Indeed, the Saadi Empire soon become so integrated into European trade networks that by the 1570s it was employing siege engineers from Italy — the world experts — and was able, when necessary, to cast its own cannon. And having pushed back the Portuguese, in 1578 its full power was revealed: it wiped out a large Portuguese invasion force, which had aimed to install a deposed sultan and retake some of the forts. At the battle of Wadi al-Makazin, Saadi forces killed both the pretender and the king of Portugal himself (though the Saadi sultan also died during the battle, from ill health). Three kings thus died, and the brother of the sultan succeeded, taking the name Ahmad al-Mansur bi Allah — “Victorious by the will of God”.

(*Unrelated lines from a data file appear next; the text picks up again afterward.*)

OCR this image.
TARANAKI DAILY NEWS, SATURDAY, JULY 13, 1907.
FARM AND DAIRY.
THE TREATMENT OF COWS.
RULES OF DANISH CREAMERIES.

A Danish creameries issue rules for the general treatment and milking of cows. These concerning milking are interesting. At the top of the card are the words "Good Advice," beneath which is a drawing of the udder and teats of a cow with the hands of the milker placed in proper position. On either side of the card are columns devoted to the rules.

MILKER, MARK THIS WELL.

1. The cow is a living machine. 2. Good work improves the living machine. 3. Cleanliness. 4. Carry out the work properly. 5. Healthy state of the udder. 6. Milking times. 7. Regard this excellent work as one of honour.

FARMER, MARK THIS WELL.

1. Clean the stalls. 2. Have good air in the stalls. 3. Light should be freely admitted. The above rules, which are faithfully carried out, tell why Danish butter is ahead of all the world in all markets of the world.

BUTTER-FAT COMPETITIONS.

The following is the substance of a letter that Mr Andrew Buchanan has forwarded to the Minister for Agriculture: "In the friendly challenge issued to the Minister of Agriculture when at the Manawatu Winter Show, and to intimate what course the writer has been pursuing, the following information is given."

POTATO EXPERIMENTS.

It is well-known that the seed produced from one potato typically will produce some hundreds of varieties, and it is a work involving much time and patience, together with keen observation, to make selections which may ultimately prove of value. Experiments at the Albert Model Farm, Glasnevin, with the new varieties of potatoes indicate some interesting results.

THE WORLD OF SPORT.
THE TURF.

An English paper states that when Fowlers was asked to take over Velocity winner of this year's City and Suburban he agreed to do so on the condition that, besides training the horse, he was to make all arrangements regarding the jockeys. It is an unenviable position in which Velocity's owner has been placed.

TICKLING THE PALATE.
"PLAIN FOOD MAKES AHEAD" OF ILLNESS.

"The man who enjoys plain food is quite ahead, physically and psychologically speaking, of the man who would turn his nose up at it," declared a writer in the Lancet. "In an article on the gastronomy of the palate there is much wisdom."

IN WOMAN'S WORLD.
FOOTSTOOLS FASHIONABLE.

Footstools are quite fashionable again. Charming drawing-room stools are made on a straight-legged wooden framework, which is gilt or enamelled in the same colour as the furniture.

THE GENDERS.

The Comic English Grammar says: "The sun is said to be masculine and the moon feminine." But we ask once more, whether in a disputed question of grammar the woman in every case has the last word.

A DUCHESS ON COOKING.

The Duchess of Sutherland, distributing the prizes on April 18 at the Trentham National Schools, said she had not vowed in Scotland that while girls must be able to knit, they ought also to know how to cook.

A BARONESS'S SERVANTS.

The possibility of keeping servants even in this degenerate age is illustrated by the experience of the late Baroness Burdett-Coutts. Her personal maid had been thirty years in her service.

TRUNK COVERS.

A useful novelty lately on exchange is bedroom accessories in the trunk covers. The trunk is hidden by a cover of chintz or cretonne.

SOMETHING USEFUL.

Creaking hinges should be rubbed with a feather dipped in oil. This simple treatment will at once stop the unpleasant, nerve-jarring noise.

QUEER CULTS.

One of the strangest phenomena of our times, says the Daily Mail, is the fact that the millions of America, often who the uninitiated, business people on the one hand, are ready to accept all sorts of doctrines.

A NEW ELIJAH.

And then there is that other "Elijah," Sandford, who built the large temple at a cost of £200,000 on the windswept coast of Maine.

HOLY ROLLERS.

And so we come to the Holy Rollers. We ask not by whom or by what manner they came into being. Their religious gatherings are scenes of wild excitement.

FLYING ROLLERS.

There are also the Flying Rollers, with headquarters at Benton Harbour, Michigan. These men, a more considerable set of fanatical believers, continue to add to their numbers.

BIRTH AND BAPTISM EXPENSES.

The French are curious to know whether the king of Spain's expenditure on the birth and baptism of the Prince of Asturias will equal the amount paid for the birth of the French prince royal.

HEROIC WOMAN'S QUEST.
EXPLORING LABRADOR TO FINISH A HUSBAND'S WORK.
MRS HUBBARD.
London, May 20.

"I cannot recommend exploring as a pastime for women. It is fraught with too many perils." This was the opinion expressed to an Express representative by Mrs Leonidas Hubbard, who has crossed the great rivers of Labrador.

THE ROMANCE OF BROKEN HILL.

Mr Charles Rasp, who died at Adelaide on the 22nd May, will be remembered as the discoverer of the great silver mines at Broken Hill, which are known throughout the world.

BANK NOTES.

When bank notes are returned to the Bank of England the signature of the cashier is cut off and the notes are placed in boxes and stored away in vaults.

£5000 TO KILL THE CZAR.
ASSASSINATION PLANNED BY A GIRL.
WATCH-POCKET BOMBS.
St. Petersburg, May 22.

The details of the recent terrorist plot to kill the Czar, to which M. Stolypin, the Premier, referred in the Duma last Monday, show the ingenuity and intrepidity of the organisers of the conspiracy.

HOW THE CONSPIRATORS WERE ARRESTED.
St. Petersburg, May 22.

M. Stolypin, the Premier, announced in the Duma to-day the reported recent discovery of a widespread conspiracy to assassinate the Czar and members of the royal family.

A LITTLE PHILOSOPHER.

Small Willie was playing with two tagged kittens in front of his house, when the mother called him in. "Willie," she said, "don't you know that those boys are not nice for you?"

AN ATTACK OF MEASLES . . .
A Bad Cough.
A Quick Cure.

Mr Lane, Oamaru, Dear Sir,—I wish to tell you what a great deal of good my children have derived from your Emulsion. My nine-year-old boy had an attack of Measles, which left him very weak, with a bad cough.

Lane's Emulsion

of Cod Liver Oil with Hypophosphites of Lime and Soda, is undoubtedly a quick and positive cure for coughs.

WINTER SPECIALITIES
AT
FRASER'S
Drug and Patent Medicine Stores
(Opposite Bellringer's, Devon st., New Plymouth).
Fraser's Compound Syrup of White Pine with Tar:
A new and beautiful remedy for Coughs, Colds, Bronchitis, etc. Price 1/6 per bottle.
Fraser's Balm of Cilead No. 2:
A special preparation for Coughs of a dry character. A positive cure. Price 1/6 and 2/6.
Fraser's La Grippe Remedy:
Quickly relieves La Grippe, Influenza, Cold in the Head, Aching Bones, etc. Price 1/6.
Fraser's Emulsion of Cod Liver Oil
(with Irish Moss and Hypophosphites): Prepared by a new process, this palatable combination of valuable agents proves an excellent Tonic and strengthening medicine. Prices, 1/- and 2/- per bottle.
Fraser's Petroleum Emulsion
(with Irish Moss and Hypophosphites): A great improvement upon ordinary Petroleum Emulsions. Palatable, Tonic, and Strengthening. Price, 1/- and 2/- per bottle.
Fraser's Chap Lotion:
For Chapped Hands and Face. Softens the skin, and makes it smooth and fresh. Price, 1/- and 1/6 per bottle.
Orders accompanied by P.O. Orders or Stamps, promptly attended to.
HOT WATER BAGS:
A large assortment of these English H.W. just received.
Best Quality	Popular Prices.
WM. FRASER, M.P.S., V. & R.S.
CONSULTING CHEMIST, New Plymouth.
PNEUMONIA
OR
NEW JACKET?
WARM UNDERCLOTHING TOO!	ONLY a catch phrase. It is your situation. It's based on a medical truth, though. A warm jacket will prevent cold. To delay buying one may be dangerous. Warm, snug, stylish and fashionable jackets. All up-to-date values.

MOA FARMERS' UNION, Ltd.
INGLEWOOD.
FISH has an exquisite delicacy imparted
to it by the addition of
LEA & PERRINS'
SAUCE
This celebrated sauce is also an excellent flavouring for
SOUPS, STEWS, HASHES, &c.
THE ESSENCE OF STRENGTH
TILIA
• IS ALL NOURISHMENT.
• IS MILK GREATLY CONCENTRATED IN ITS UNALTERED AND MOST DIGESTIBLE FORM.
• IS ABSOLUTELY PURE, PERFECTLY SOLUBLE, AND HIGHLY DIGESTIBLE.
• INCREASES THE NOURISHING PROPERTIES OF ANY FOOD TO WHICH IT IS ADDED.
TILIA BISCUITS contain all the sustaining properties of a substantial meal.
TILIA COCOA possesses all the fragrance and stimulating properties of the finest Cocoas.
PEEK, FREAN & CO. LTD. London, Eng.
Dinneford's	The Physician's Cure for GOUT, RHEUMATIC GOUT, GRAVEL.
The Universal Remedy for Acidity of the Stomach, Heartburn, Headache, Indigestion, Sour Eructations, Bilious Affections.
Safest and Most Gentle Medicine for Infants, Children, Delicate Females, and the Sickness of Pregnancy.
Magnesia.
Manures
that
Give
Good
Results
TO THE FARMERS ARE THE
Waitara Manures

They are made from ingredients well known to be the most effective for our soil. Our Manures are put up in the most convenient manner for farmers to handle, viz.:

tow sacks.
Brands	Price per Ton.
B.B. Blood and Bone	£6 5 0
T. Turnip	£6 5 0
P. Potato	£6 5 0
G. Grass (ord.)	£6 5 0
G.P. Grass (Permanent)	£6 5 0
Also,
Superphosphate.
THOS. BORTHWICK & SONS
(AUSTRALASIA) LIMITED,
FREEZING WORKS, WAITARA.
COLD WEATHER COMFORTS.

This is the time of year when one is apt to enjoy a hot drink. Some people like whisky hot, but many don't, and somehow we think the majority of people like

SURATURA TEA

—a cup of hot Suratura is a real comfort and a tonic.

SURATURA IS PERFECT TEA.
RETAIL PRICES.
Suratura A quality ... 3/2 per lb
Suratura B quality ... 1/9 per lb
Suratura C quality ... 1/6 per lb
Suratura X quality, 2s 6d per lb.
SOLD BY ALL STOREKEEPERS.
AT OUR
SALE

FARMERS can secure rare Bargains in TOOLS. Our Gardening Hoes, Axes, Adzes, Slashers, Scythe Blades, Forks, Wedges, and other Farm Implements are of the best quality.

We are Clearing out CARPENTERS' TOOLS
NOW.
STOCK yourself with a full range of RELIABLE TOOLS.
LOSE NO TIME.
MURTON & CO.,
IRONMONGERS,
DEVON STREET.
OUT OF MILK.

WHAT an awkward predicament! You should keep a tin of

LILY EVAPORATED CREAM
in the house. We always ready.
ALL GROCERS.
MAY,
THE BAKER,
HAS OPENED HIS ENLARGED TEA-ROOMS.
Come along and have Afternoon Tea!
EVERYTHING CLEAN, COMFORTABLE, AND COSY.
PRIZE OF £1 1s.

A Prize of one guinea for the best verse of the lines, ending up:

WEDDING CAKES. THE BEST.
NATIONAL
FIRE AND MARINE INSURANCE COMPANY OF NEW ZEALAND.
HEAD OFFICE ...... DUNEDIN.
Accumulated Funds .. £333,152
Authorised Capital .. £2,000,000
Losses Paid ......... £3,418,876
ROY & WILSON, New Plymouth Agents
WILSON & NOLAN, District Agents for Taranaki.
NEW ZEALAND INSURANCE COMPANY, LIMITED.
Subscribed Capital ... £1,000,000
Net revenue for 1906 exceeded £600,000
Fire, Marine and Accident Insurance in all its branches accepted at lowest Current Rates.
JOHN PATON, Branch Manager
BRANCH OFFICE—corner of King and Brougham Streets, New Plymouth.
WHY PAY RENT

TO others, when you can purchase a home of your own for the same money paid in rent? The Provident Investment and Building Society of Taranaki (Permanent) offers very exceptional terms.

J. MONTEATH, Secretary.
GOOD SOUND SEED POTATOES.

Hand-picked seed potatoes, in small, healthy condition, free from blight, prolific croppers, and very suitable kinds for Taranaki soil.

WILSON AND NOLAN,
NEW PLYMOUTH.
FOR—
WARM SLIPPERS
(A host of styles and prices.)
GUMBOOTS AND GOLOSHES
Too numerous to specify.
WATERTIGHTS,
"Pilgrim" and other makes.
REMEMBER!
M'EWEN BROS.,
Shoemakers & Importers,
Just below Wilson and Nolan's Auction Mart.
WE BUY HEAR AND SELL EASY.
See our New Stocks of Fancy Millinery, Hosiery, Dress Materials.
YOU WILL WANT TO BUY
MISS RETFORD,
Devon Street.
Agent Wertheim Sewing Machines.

al-Mansur’s victory, followed by an unusually long reign, allowed the Saadi Empire to flourish and expand still further. He used his new gunpowder advantage to conquer Timbuktu and Gao, south of the Sahara, in a bid to control the gold trade. And while the English launched attacks on Cadiz in the 1590s, Moroccan fleets harried the Spanish-controlled Canary Islands (in addition to all the other weaponry, the English had also been selling the Moroccans ash timber suitable for galley oars). He even, in 1601, suggested to Elizabeth I of England that they join forces to seize Spain’s colonies in the New World — his people would have to settle them, he argued, claiming that they were better able to handle the tropical climate. All he needed were the English ships to get them there.
From England’s perspective, Saadi help played a part in its own rise to prominence. Copper and saltpetre were essential to it having the weapons necessary to fight the Spanish, especially at a time when it was still developing its own metal industries. And Morocco helped support English manufactures. It was one of many destinations for English cloth exports, with its raw sugar enabling London to set up its own sugar refineries. By the 1590s, England was exporting refined sugar to Germany and the Low Counties (a dramatic reversal, considering England had once imported much of its refined sugar from Antwerp). Even in literature, al-Mansur’s power and riches captured the imaginations of the English. He seems to have been the inspiration for many “Moorish” characters in English plays, from The Battle of Alcazar (about his victory at Wadi al-Makazin) to Shakespeare’s Titus Andronicus, The Merchant of Venice, and Othello.
Yet the age of Anglo-Moroccan cooperation was not to last. Both al-Mansur and Elizabeth I died in 1603, after which the cracks in the alliance — and within the Saadi Empire itself — began to show.